The process really began when Rich, Miles, and I sat down and discussed putting together a new front-page to our site (the majority of the rest of the site is still part of the dev blog, which is what you are reading now). We really wanted to put a single game face-forward and eventually be able switch it out easily with our next project and bump the current one down. Of course our most recent big release was Glorkian Warrior: The Trials of Glork, so featuring that game was obvious.
We drew out on a scrap paper a couple of our ideas on how the layout should look and then I began the process of mocking it up. I utilized a lot of the high-res graphics from the Glorkian project to mock up a real basic layout. Later after the first section was completed Rich went through and created some graphics for it. That’s pretty much how every section was completed, first I mocked up the real thing in HTML/CSS, then he went through and took my placeholder graphics and made them beautiful. After that I went back in and adjusted some section placements, text, even some image editing to get everything just so.
You saw our new logo, right? Rich adjusted some of the letter heights to give the text a uniform look and I think it really is an improvement.
I’m really learning a lot of this stuff as I go along, and managing our web presence at our games studio is only a portion of what I handle. In learning how to put it all together I really wanted to focus on utilizing the most current technologies and standards. I started laying out the page using Flexbox for every section. Flexbox has been being worked on for a while now and it’s finally reached a real standard, so I felt pretty comfortable using it. All current browsers support it, so everything was a go. We launched with pretty much all sections being laid out with Flexbox, and then I realized that some browsers were not displaying it properly (mainly Safari 5, and mobile Safari on the iPhone 4). This called for some adjustment and I removed a couple boxes that were flex and recreated them with another method: floats.

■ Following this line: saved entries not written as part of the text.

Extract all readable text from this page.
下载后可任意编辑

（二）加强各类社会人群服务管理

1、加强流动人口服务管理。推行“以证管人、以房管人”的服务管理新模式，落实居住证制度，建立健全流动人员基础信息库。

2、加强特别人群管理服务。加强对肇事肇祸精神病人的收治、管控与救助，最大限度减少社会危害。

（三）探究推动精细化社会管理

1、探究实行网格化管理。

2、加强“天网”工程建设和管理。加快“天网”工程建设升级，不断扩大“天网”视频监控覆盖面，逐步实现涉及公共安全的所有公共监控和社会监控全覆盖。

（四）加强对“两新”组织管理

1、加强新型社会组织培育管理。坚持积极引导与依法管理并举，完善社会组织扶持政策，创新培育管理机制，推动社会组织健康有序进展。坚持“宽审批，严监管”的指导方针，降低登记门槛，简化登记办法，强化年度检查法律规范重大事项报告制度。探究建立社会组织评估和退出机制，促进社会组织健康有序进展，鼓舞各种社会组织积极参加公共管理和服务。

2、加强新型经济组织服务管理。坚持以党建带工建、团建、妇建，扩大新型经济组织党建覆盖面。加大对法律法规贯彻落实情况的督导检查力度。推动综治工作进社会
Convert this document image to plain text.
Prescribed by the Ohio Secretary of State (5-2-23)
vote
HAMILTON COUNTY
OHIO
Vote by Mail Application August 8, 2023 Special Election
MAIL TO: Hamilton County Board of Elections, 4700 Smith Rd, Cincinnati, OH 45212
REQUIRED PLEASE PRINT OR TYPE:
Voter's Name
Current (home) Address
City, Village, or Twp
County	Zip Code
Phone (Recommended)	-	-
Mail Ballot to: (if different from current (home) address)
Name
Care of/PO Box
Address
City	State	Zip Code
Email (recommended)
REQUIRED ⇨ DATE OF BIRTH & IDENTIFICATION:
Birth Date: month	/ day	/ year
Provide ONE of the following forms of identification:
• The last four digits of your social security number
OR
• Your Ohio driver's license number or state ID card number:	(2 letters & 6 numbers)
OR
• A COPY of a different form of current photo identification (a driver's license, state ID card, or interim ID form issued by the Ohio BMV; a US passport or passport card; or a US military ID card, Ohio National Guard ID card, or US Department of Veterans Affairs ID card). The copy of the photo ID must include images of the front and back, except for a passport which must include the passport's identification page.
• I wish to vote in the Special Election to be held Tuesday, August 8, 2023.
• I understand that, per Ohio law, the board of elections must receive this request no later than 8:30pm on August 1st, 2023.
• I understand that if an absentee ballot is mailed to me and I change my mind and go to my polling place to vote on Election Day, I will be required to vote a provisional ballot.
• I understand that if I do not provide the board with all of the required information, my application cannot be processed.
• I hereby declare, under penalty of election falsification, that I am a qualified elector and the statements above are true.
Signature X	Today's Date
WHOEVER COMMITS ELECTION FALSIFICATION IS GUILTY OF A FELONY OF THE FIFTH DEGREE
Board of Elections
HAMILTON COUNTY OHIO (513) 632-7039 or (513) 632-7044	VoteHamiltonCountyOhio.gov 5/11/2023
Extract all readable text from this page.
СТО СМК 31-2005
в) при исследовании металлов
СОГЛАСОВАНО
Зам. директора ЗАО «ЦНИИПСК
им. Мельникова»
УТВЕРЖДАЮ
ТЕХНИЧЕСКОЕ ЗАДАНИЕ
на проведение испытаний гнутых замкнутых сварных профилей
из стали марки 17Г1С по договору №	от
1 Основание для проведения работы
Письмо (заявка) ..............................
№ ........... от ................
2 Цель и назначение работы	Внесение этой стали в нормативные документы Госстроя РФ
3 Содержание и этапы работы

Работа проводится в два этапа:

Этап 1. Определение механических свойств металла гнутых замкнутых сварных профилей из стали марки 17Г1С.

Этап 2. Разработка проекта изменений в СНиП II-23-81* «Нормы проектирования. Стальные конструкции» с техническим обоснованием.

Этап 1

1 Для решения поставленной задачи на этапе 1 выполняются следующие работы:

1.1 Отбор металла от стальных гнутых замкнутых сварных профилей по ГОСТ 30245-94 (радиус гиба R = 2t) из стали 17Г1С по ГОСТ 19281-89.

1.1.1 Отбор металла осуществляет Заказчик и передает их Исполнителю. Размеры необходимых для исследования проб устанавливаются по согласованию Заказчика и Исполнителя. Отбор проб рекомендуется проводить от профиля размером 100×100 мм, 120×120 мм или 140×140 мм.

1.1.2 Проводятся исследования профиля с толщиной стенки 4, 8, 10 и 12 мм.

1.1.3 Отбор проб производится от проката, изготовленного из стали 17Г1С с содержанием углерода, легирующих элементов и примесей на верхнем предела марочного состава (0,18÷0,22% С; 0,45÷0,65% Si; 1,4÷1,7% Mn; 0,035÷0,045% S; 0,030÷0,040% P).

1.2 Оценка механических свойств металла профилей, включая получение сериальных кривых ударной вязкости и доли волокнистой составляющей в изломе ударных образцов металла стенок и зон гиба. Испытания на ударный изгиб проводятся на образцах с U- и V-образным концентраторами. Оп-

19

Now I’m not a huge fan of using floats. I feel like people go crazy with floats, floating everything on the page. It makes positioning a pain sometimes but is also a shortcut to getting what you want. In this case I was able to minimally use some floats to remove the problems I was seeing in Safari. The majority of the page still utilizes Flexbox.
The next bit of modern technology I utilized was SVG. Okay, I know what you’re thinking, SVG is really not that new, but I think that using it in the way I am is really a great way to do it. Coding scalable vector graphics (SVG) was not my forte previous to this project and I really knew nothing about it. I did know there was a lot of possibilities utilizing vectors, and wanted to see what I could achieve. You see in doing the web and trying to keep things pixel perfect we run in to a bit of a problem: scaling.
Scaling graphics is fine when you have high res graphics. When you want those crisp squares that come with Pixel art, the browser just wants to dither and anti-alias everything until it’s a big muddy mess of poor-looking pixel art. I have enough trouble trying to utilize our pixel fonts without making everything unreadable. Luckily for me there are some great tools available for working with SVG. My first process was to take any pixel graphics on the page and convert them using this tool by Arjan Westerdiep.
The next step was to take the newly generated pixel graphics in to Illustrator, clean them up, and remove extraneous parts. From there I used one or both of these tools: SVG Editor by Peter Collingridge, and the open source project SVGO started by Kir Belevich. These tools made the process of working with SVG so much easier, cutting image sizes down to their minimum. I then was able to group different parts of our graphics and animate them or utilize roll-overs or clicks for changing the graphics.
Next I’ve been working on an awesome Potatoman page, so you’ll see an update to the Potatoman page as we are working towards porting Potatoman to new platforms.
That’s all for now folks, keep jamming on!